Agenda Konkret Menuju Resolusi

Pemerintah perlu membentuk komisi investigasi independen yang terdiri dari pakar forensik, hukum, dan HAM terpercaya untuk menyelidiki setiap insiden kekerasan. Komisi ini harus mempublikasikan laporan interim dalam 14-21 hari kerja dengan menjamin transparansi proses dan temuan investigasi. Selain itu, hasil audit anggaran DPR harus terbuka secara lengkap dalam format machine-readable. Hal tersebut agar masyarakat dapat mengakses dan menganalisis detail tunjangan secara mandiri.

Untuk mengatasi akar masalah ekonomi, pemerintah perlu menyusun paket perlindungan pekerja informal program padat karya, dan jaminan kesehatan darurat. Di sisi tata kelola demokrasi, revisi prosedur unjuk rasa harus memprioritaskan pendekatan de-eskalasi dan pelatihan HAM intensif bagi aparat kepolisian.
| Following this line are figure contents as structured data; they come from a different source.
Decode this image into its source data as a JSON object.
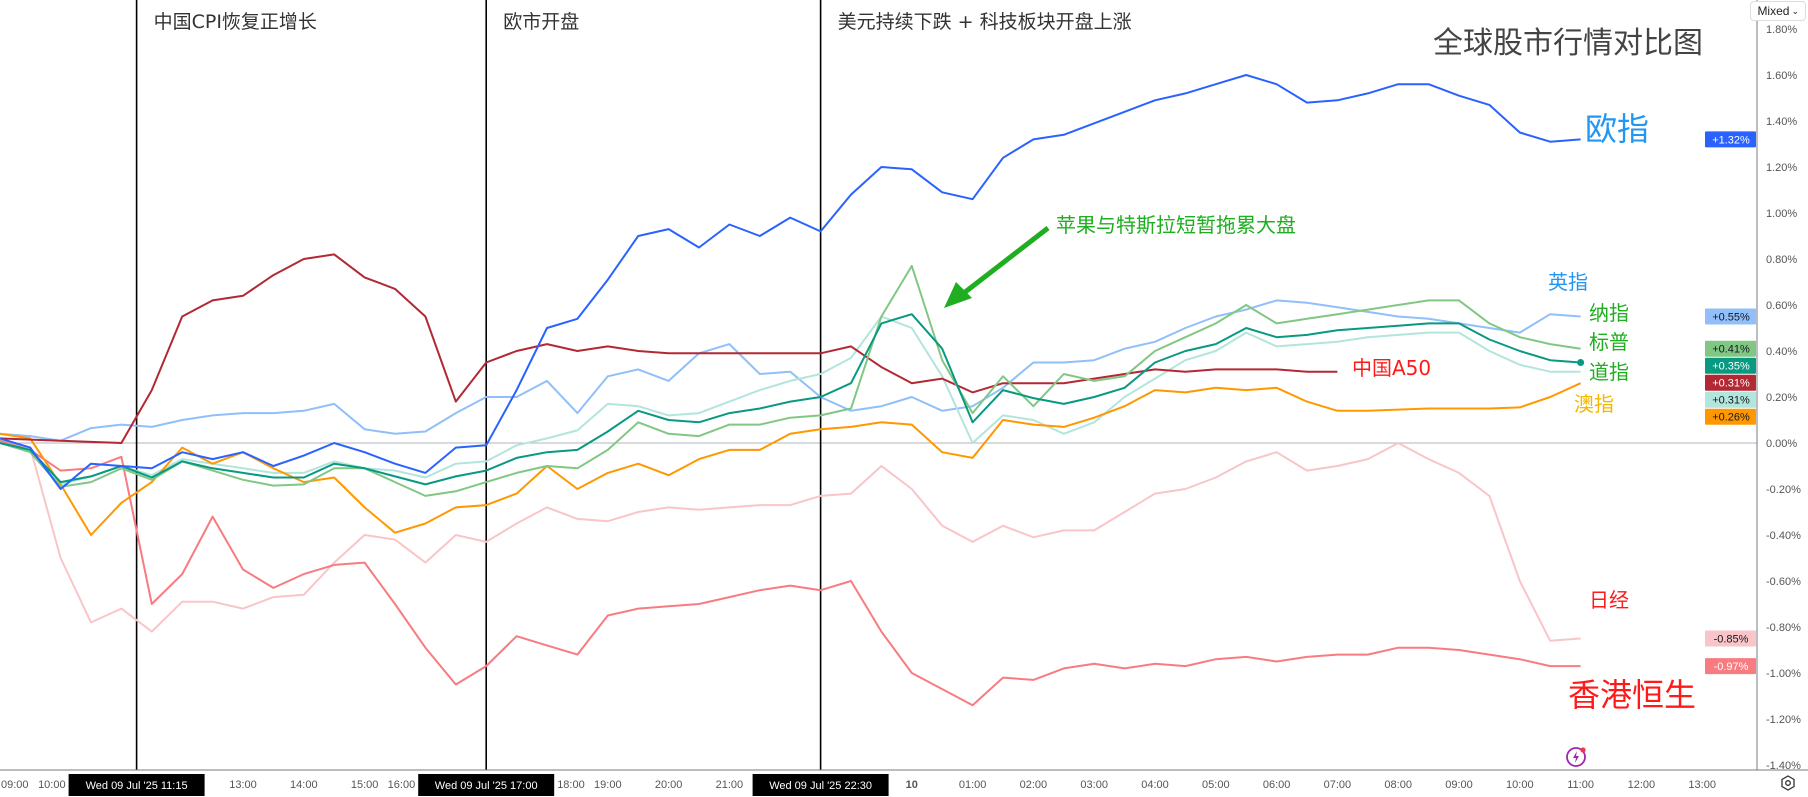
{
  "title": "全球股市行情对比图",
  "scale_button": {
    "label": "Mixed",
    "icon": "chevron-down-icon"
  },
  "settings_icon": "gear-icon",
  "alert_icon": "lightning-icon",
  "colors": {
    "zero_line": "#b2b5be",
    "event_line": "#000000",
    "title": "#444444",
    "axis_text": "#555555"
  },
  "events": [
    {
      "time": "07-09 11:15",
      "text": "中国CPI恢复正增长",
      "crosshair_label": "Wed 09 Jul '25   11:15"
    },
    {
      "time": "07-09 17:00",
      "text": "欧市开盘",
      "crosshair_label": "Wed 09 Jul '25   17:00"
    },
    {
      "time": "07-09 22:30",
      "text": "美元持续下跌 + 科技板块开盘上涨",
      "crosshair_label": "Wed 09 Jul '25   22:30"
    }
  ],
  "callout": {
    "text": "苹果与特斯拉短暂拖累大盘",
    "color": "#1fae1f"
  },
  "chart_data": {
    "type": "line",
    "yscale": "percent",
    "ylim": [
      -1.4,
      1.8
    ],
    "yticks": [
      1.8,
      1.6,
      1.4,
      1.2,
      1.0,
      0.8,
      0.6,
      0.4,
      0.2,
      0.0,
      -0.2,
      -0.4,
      -0.6,
      -0.8,
      -1.0,
      -1.2,
      -1.4
    ],
    "ytick_labels": [
      "1.80%",
      "1.60%",
      "1.40%",
      "1.20%",
      "1.00%",
      "0.80%",
      "0.60%",
      "0.40%",
      "0.20%",
      "0.00%",
      "-0.20%",
      "-0.40%",
      "-0.60%",
      "-0.80%",
      "-1.00%",
      "-1.20%",
      "-1.40%"
    ],
    "xticks": [
      {
        "time": "07-09 09:00",
        "label": "09:00"
      },
      {
        "time": "07-09 10:00",
        "label": "10:00"
      },
      {
        "time": "07-09 13:00",
        "label": "13:00"
      },
      {
        "time": "07-09 14:00",
        "label": "14:00"
      },
      {
        "time": "07-09 15:00",
        "label": "15:00"
      },
      {
        "time": "07-09 16:00",
        "label": "16:00"
      },
      {
        "time": "07-09 18:00",
        "label": "18:00"
      },
      {
        "time": "07-09 19:00",
        "label": "19:00"
      },
      {
        "time": "07-09 20:00",
        "label": "20:00"
      },
      {
        "time": "07-09 21:00",
        "label": "21:00"
      },
      {
        "time": "07-10 00:00",
        "label": "10"
      },
      {
        "time": "07-10 01:00",
        "label": "01:00"
      },
      {
        "time": "07-10 02:00",
        "label": "02:00"
      },
      {
        "time": "07-10 03:00",
        "label": "03:00"
      },
      {
        "time": "07-10 04:00",
        "label": "04:00"
      },
      {
        "time": "07-10 05:00",
        "label": "05:00"
      },
      {
        "time": "07-10 06:00",
        "label": "06:00"
      },
      {
        "time": "07-10 07:00",
        "label": "07:00"
      },
      {
        "time": "07-10 08:00",
        "label": "08:00"
      },
      {
        "time": "07-10 09:00",
        "label": "09:00"
      },
      {
        "time": "07-10 10:00",
        "label": "10:00"
      },
      {
        "time": "07-10 11:00",
        "label": "11:00"
      },
      {
        "time": "07-10 12:00",
        "label": "12:00"
      },
      {
        "time": "07-10 13:00",
        "label": "13:00"
      }
    ],
    "x": [
      "07-09 09:00",
      "07-09 09:30",
      "07-09 10:00",
      "07-09 10:30",
      "07-09 11:00",
      "07-09 11:30",
      "07-09 12:00",
      "07-09 12:30",
      "07-09 13:00",
      "07-09 13:30",
      "07-09 14:00",
      "07-09 14:30",
      "07-09 15:00",
      "07-09 15:30",
      "07-09 16:00",
      "07-09 16:30",
      "07-09 17:00",
      "07-09 17:30",
      "07-09 18:00",
      "07-09 18:30",
      "07-09 19:00",
      "07-09 19:30",
      "07-09 20:00",
      "07-09 20:30",
      "07-09 21:00",
      "07-09 21:30",
      "07-09 22:00",
      "07-09 22:30",
      "07-09 23:00",
      "07-09 23:30",
      "07-10 00:00",
      "07-10 00:30",
      "07-10 01:00",
      "07-10 01:30",
      "07-10 02:00",
      "07-10 02:30",
      "07-10 03:00",
      "07-10 03:30",
      "07-10 04:00",
      "07-10 04:30",
      "07-10 05:00",
      "07-10 05:30",
      "07-10 06:00",
      "07-10 06:30",
      "07-10 07:00",
      "07-10 07:30",
      "07-10 08:00",
      "07-10 08:30",
      "07-10 09:00",
      "07-10 09:30",
      "07-10 10:00",
      "07-10 10:30",
      "07-10 11:00"
    ],
    "series": [
      {
        "name": "欧指",
        "color": "#2962ff",
        "label_color": "#2196f3",
        "last": "+1.32%",
        "badge_text": "#ffffff",
        "values": [
          0.02,
          -0.02,
          -0.2,
          -0.09,
          -0.1,
          -0.11,
          -0.04,
          -0.07,
          -0.04,
          -0.1,
          -0.055,
          0.0,
          -0.04,
          -0.09,
          -0.13,
          -0.02,
          -0.01,
          0.23,
          0.5,
          0.54,
          0.71,
          0.9,
          0.93,
          0.85,
          0.95,
          0.9,
          0.98,
          0.92,
          1.08,
          1.2,
          1.19,
          1.09,
          1.06,
          1.24,
          1.32,
          1.34,
          1.39,
          1.44,
          1.49,
          1.52,
          1.56,
          1.6,
          1.56,
          1.48,
          1.49,
          1.52,
          1.56,
          1.56,
          1.51,
          1.47,
          1.35,
          1.31,
          1.32
        ]
      },
      {
        "name": "英指",
        "color": "#90bff9",
        "label_color": "#2196f3",
        "last": "+0.55%",
        "badge_text": "#131722",
        "values": [
          0.04,
          0.03,
          0.01,
          0.065,
          0.08,
          0.07,
          0.1,
          0.12,
          0.13,
          0.13,
          0.14,
          0.17,
          0.06,
          0.04,
          0.05,
          0.13,
          0.2,
          0.2,
          0.27,
          0.13,
          0.29,
          0.32,
          0.27,
          0.39,
          0.43,
          0.3,
          0.31,
          0.2,
          0.14,
          0.16,
          0.2,
          0.14,
          0.16,
          0.24,
          0.35,
          0.35,
          0.36,
          0.41,
          0.44,
          0.5,
          0.55,
          0.58,
          0.62,
          0.61,
          0.59,
          0.57,
          0.55,
          0.54,
          0.52,
          0.5,
          0.48,
          0.56,
          0.55
        ]
      },
      {
        "name": "纳指",
        "color": "#81c784",
        "label_color": "#1fae1f",
        "last": "+0.41%",
        "badge_text": "#131722",
        "values": [
          0.0,
          -0.04,
          -0.19,
          -0.17,
          -0.11,
          -0.16,
          -0.08,
          -0.12,
          -0.16,
          -0.185,
          -0.18,
          -0.11,
          -0.11,
          -0.17,
          -0.23,
          -0.21,
          -0.17,
          -0.13,
          -0.1,
          -0.11,
          -0.03,
          0.09,
          0.04,
          0.03,
          0.08,
          0.08,
          0.11,
          0.12,
          0.15,
          0.55,
          0.77,
          0.36,
          0.13,
          0.29,
          0.16,
          0.3,
          0.27,
          0.29,
          0.4,
          0.46,
          0.52,
          0.6,
          0.52,
          0.54,
          0.56,
          0.58,
          0.6,
          0.62,
          0.62,
          0.52,
          0.46,
          0.43,
          0.41
        ]
      },
      {
        "name": "标普",
        "color": "#089981",
        "label_color": "#1fae1f",
        "last": "+0.35%",
        "badge_text": "#ffffff",
        "end_dot": true,
        "values": [
          0.0,
          -0.03,
          -0.17,
          -0.145,
          -0.1,
          -0.15,
          -0.08,
          -0.11,
          -0.13,
          -0.15,
          -0.15,
          -0.09,
          -0.11,
          -0.145,
          -0.18,
          -0.145,
          -0.12,
          -0.065,
          -0.04,
          -0.03,
          0.05,
          0.14,
          0.1,
          0.09,
          0.13,
          0.15,
          0.18,
          0.2,
          0.26,
          0.52,
          0.56,
          0.41,
          0.09,
          0.23,
          0.195,
          0.17,
          0.2,
          0.24,
          0.35,
          0.4,
          0.43,
          0.5,
          0.46,
          0.47,
          0.49,
          0.5,
          0.51,
          0.52,
          0.52,
          0.45,
          0.4,
          0.36,
          0.35
        ]
      },
      {
        "name": "中国A50",
        "color": "#b22833",
        "label_color": "#ff1a1a",
        "last": "+0.31%",
        "badge_text": "#ffffff",
        "values": [
          0.02,
          0.015,
          0.01,
          0.005,
          0.0,
          0.23,
          0.55,
          0.62,
          0.64,
          0.73,
          0.8,
          0.82,
          0.72,
          0.67,
          0.55,
          0.18,
          0.35,
          0.4,
          0.43,
          0.4,
          0.42,
          0.4,
          0.39,
          0.39,
          0.39,
          0.39,
          0.39,
          0.39,
          0.42,
          0.33,
          0.26,
          0.28,
          0.22,
          0.26,
          0.26,
          0.26,
          0.28,
          0.3,
          0.32,
          0.31,
          0.32,
          0.32,
          0.32,
          0.31,
          0.31,
          null,
          null,
          null,
          null,
          null,
          null,
          null,
          null
        ]
      },
      {
        "name": "道指",
        "color": "#b2e5dc",
        "label_color": "#1fae1f",
        "last": "+0.31%",
        "badge_text": "#131722",
        "values": [
          0.0,
          -0.03,
          -0.18,
          -0.145,
          -0.1,
          -0.14,
          -0.07,
          -0.09,
          -0.11,
          -0.13,
          -0.13,
          -0.08,
          -0.11,
          -0.12,
          -0.15,
          -0.09,
          -0.08,
          -0.01,
          0.02,
          0.055,
          0.17,
          0.16,
          0.12,
          0.13,
          0.18,
          0.23,
          0.27,
          0.3,
          0.37,
          0.55,
          0.5,
          0.29,
          0.0,
          0.12,
          0.1,
          0.04,
          0.09,
          0.2,
          0.28,
          0.36,
          0.4,
          0.48,
          0.42,
          0.43,
          0.44,
          0.46,
          0.47,
          0.48,
          0.48,
          0.4,
          0.34,
          0.31,
          0.31
        ]
      },
      {
        "name": "澳指",
        "color": "#ff9800",
        "label_color": "#f5b800",
        "last": "+0.26%",
        "badge_text": "#131722",
        "values": [
          0.04,
          0.02,
          -0.18,
          -0.4,
          -0.26,
          -0.17,
          -0.02,
          -0.09,
          -0.04,
          -0.11,
          -0.17,
          -0.15,
          -0.28,
          -0.39,
          -0.35,
          -0.28,
          -0.27,
          -0.22,
          -0.1,
          -0.2,
          -0.13,
          -0.09,
          -0.14,
          -0.07,
          -0.03,
          -0.03,
          0.04,
          0.06,
          0.07,
          0.09,
          0.08,
          -0.04,
          -0.065,
          0.1,
          0.08,
          0.07,
          0.11,
          0.16,
          0.23,
          0.22,
          0.24,
          0.23,
          0.24,
          0.18,
          0.14,
          0.14,
          0.145,
          0.15,
          0.15,
          0.15,
          0.155,
          0.2,
          0.26
        ]
      },
      {
        "name": "日经",
        "color": "#f9c5c8",
        "label_color": "#ff1a1a",
        "last": "-0.85%",
        "badge_text": "#131722",
        "values": [
          0.01,
          -0.02,
          -0.5,
          -0.78,
          -0.72,
          -0.82,
          -0.69,
          -0.69,
          -0.72,
          -0.67,
          -0.66,
          -0.52,
          -0.4,
          -0.42,
          -0.52,
          -0.4,
          -0.43,
          -0.35,
          -0.28,
          -0.33,
          -0.34,
          -0.3,
          -0.28,
          -0.29,
          -0.28,
          -0.27,
          -0.27,
          -0.23,
          -0.22,
          -0.1,
          -0.2,
          -0.36,
          -0.43,
          -0.36,
          -0.41,
          -0.38,
          -0.38,
          -0.3,
          -0.22,
          -0.2,
          -0.15,
          -0.08,
          -0.04,
          -0.12,
          -0.1,
          -0.07,
          0.0,
          -0.07,
          -0.13,
          -0.23,
          -0.6,
          -0.86,
          -0.85
        ]
      },
      {
        "name": "香港恒生",
        "color": "#f77c80",
        "label_color": "#ff1a1a",
        "last": "-0.97%",
        "badge_text": "#ffffff",
        "values": [
          0.01,
          -0.03,
          -0.12,
          -0.11,
          -0.06,
          -0.7,
          -0.57,
          -0.32,
          -0.55,
          -0.63,
          -0.57,
          -0.53,
          -0.52,
          -0.7,
          -0.89,
          -1.05,
          -0.97,
          -0.84,
          -0.88,
          -0.92,
          -0.75,
          -0.72,
          -0.71,
          -0.7,
          -0.67,
          -0.64,
          -0.62,
          -0.64,
          -0.6,
          -0.82,
          -1.0,
          -1.07,
          -1.14,
          -1.02,
          -1.03,
          -0.98,
          -0.96,
          -0.98,
          -0.96,
          -0.97,
          -0.94,
          -0.93,
          -0.95,
          -0.93,
          -0.92,
          -0.92,
          -0.89,
          -0.89,
          -0.9,
          -0.92,
          -0.94,
          -0.97,
          -0.97
        ]
      }
    ]
  }
}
Pemfasilitasian mekanisme negosiasi juga harus melibatkan perwakilan ad-hoc dengan pengakuan kedua belah pihak, penyertaan tenggat waktu jelas untuk setiap proses. Langkah ini menjadi tes kredibilitas pemerintah, juga batu ujian bagi komitmen semua pihak dalam mentransformasi tuntutan jalanan menjadi perubahan sistematis.

Stabilitas Domestik sebagai Pondasi Kekuatan Regional

Konflik internal yang berkepanjangan berpotensi mempengaruhi posisi strategis Indonesia di mata investor regional dan mitra internasional. Ketidakpastian politik dan sosial dapat menurunkan sentimen investasi, mengganggu stabilitas makroekonomi, serta mengurangi daya tarik Indonesia sebagai tujuan investasi. Penyelesaian konflik secara cepat dan proporsional bukan hanya merupakan kebutuhan domestik, juga menjadi syarat penting untuk mempertahankan kredibilitas internasional.

Respons pemerintah yang tepat dan terukur akan mengurangi risiko intervensi asing serta memperkuat otonomi negara dalam menentukan kebijakan luar negeri. Sementara itu, kebijakan proaktif untuk memperkuat ketahanan sosial melalui reformasi struktural akan meningkatkan resilience Indonesia dalam menghadapi dinamika geopolitik global. Dengan demikian, proses rekonsiliasi domestik tidak hanya memiliki dimensi sosial-politik, tetapi juga nilai strategis dalam memperkuat posisi tawar Indonesia.